South Carolina voters sue state over paperless voting machines

The lawsuit resembles a similar one in Georgia.

South Carolina voters are suing their state over its use of paperless voting machines amid worries that they are susceptible to hacking without detection.

The complaint filed Tuesday seeks a declaration from the court that South Carolina has violated the plaintiffs’ fundamental right to have their votes counted and prevent the state from continuing to use the machines it currently has in place. The lawsuit largely resembles one that is ongoing in Georgia.

With the midterm elections coming up in November, the lawsuit does not outline any short-term alternatives to using the state’s current machines. The plaintiffs in the Georgia lawsuit propose using provisional paper ballots that can be scanned with the machines the state uses for absentee ballots.

The plaintiffs are Frank Heindel, a commodities trader and election security advocate, and Phil Leventis, a former senator in the state legislature who opposed the the state’s adoption of the machines South Carolina currently uses.


South Carolina is one of five states that for years have exclusively used direct-recording electronic (DRE) voting machines. DREs do not produce a paper record in order for voters to verify that their selections are counted properly. Without such a paper trail, security experts warn that there’s no way to truly audit an election if hackers were to mess with the machines. Lawmakers have also been increasingly pressing for a departure from paperless machines.

The main defendant named in the lawsuit is Marci Andino, executive director of the South Carolina’s State Election Commission. Andino declined to comment on the suit, which she said she hadn’t seen yet. However, she said the commission is working toward securing funding from the state legislature to replace the voting machines.

“Until funding is obtained, we will continue to use our current voting system. However, what’s important is that we continue taking all reasonable measures to secure the state’s election infrastructure in preparation for the 2018 General Election and beyond,” Andino said by email. “We are continuing to work with our state, federal and private partners to meet these challenges and to harden our security posture.”

South Carolina is also getting about $6 million in federal funding that from a $380 million fund Congress designated earlier this year for election technology improvements. Andino said some of its share will go toward replacing machines, but that it won’t be enough to replace everything.

“In South Carolina, the capacity of the state’s election system to record and count votes reliably is deeply compromised by the state’s unnecessarily vulnerable voting system,” the lawsuit states.


According to Verified Voting, elections are administered throughout South Carolina using the iVotronic voting machine, made by ES&S. The lawsuit cites findings by security researchers that suggest the equipment can be hacked to change vote tallies on a wide scale.

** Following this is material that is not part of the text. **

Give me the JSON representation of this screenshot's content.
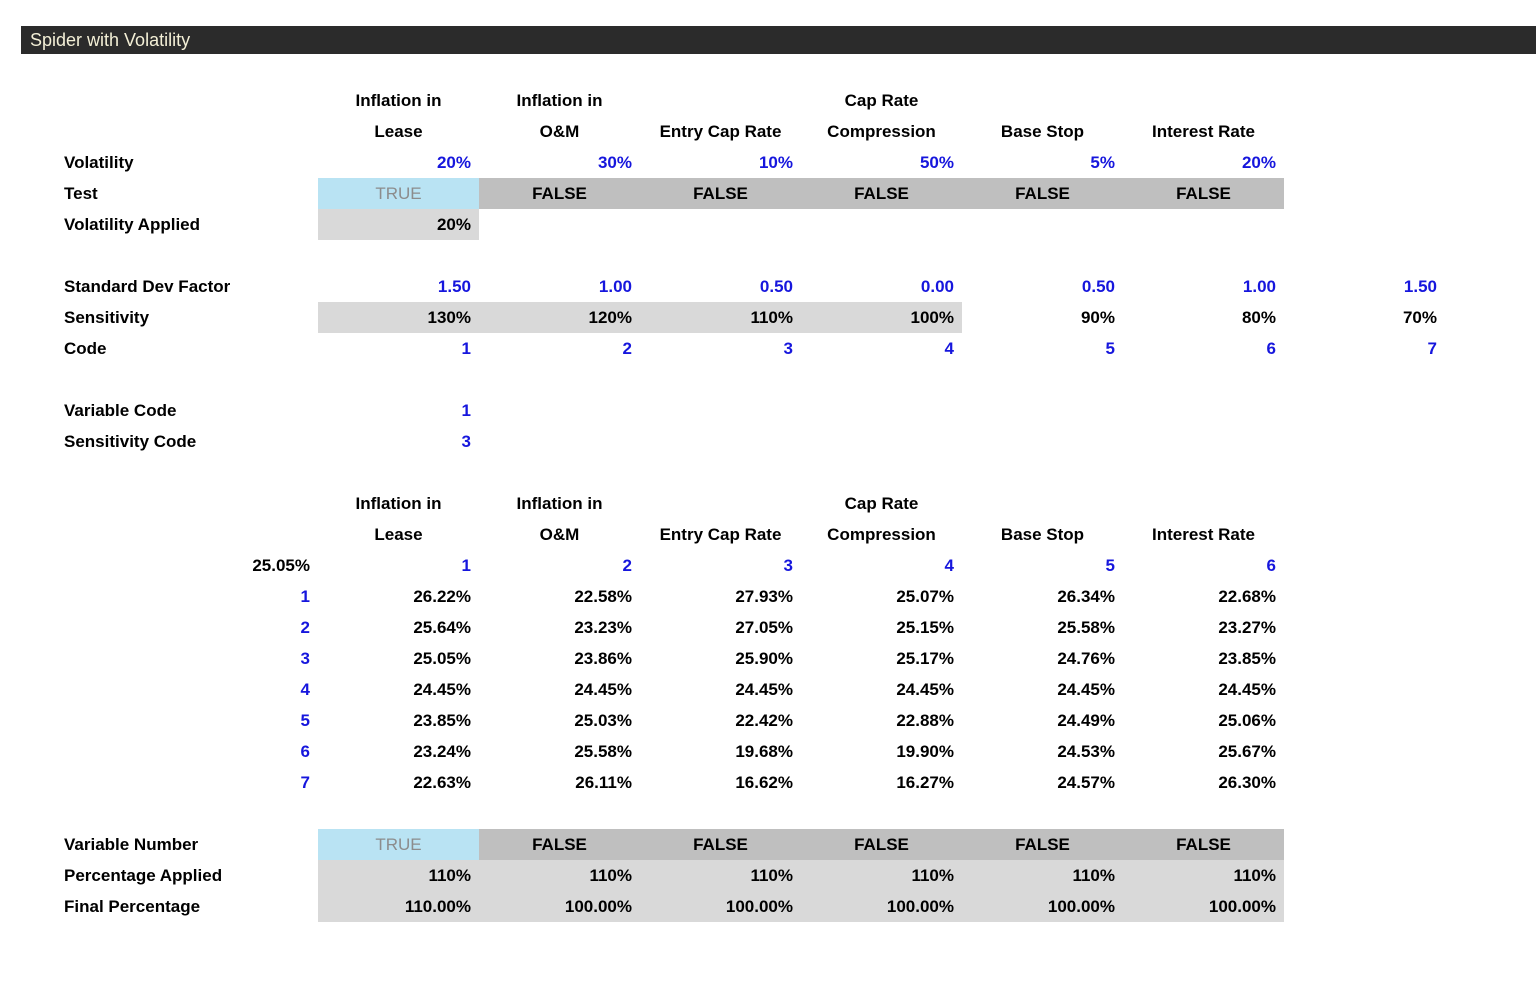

“Because the iVotronic system is used statewide, its vulnerabilities impair the reliability of elections in every precinct and county. Those inherent vulnerabilities are exacerbated by the varying cybersecurity practices employed in each county. As a result, a hacker might cause largescale disruption by attacking one or more counties, potentially creating distrust and confusion that could affect the entire state,” the plaintiffs say.

The U.S. intelligence community concluded last year that Russian president Vladimir Putin ordered a campaign to influence the 2016 election in favor of Donald Trump. Additionally, the Department of Homeland Security warned that Russian hackers probed some aspect of 21 states’ election systems for vulnerabilities. The targets were mostly voter registration websites and officials have said there’s no evidence any vote totals were changed in the campaign.

Attorneys representing the plaintiffs did not respond to requests for comment.